The overlap becomes obvious if we consider a writer producing successive drafts a page, or even a paragraph or sentence or two. What is "review" of the draft just completed becomes "groundwork" of the draft to come. No writer ever produces words (or phrases or sentences) in a mental vacuum, first contemplating what should be written without reference to what has previously been written, and then revising it before beginning to contemplate what is to be written next. The consequence would be a sequence of unrelated words. Instead, every word (except the first) as it is written must be related to what has gone before, and also (unless it is the last) to what will come after. To think of a writing "moment" is misleading.

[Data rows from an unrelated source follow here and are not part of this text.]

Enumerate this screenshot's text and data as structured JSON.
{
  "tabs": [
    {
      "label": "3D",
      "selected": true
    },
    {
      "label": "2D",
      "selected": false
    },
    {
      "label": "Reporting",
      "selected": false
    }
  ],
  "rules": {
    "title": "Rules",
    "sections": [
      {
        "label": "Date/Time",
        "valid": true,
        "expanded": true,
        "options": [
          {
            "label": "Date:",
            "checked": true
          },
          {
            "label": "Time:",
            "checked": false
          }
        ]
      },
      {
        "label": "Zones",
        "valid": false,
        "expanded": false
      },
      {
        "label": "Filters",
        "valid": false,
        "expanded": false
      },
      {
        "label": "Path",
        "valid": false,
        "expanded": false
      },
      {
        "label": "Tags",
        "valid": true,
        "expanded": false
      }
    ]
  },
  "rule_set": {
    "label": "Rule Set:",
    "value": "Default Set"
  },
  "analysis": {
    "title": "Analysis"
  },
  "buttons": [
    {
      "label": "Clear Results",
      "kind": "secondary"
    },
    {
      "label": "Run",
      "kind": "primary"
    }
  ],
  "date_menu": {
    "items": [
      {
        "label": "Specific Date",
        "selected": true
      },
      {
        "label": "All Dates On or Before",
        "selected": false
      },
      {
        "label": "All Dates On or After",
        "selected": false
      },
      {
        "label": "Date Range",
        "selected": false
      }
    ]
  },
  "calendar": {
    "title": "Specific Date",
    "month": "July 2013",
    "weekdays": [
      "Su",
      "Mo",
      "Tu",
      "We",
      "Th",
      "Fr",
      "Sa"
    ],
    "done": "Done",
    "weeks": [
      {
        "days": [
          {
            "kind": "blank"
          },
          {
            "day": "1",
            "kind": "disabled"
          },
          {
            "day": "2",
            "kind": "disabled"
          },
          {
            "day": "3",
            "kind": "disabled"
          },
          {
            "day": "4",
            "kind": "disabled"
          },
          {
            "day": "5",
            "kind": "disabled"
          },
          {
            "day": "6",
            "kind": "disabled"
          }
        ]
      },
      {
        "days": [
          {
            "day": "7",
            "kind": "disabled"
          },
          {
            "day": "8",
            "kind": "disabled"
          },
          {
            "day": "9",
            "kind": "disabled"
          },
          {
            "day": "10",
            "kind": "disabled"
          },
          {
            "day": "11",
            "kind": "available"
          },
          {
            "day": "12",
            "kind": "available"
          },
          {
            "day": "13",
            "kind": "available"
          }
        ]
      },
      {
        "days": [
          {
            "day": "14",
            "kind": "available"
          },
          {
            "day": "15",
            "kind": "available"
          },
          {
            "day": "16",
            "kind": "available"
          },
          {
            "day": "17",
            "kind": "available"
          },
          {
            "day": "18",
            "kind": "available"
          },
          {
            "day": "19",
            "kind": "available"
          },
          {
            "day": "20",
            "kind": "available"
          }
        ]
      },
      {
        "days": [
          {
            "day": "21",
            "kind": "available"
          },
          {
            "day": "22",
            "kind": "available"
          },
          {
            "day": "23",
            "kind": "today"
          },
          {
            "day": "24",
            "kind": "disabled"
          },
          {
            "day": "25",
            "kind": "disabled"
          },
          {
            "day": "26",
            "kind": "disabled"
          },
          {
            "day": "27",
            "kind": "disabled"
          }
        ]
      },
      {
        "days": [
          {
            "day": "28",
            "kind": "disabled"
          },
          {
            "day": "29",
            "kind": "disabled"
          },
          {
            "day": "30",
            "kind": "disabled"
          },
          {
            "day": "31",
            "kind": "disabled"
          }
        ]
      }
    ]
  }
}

There is need for some research here, to examine the size and nature of a " writing episode," during which a writer's hand is on the move, when there is no manifest pause for reflection, and any groundwork or review that is being done occurs simultaneously with the act of writing itself. How many words are written, how far back do they seem to be related, and how far forward does the author appear to be looking? (What will probably be found is a considerable variation among individuals and for any one individual from one time to another.)
Other research is required (though it will doubtless show the same confounding range of variation) to illuminate the extent to which words are first written on the page or in the head. Again, a writer has no control at all at the moment that written words are produced; they flow off the pen (or onto the keyboard), and we must look at them to see what we have written. In general, words do just flow from the end of the pen (if they flow at all); there is very little mental rehearsal of the words themselves before they are actually written.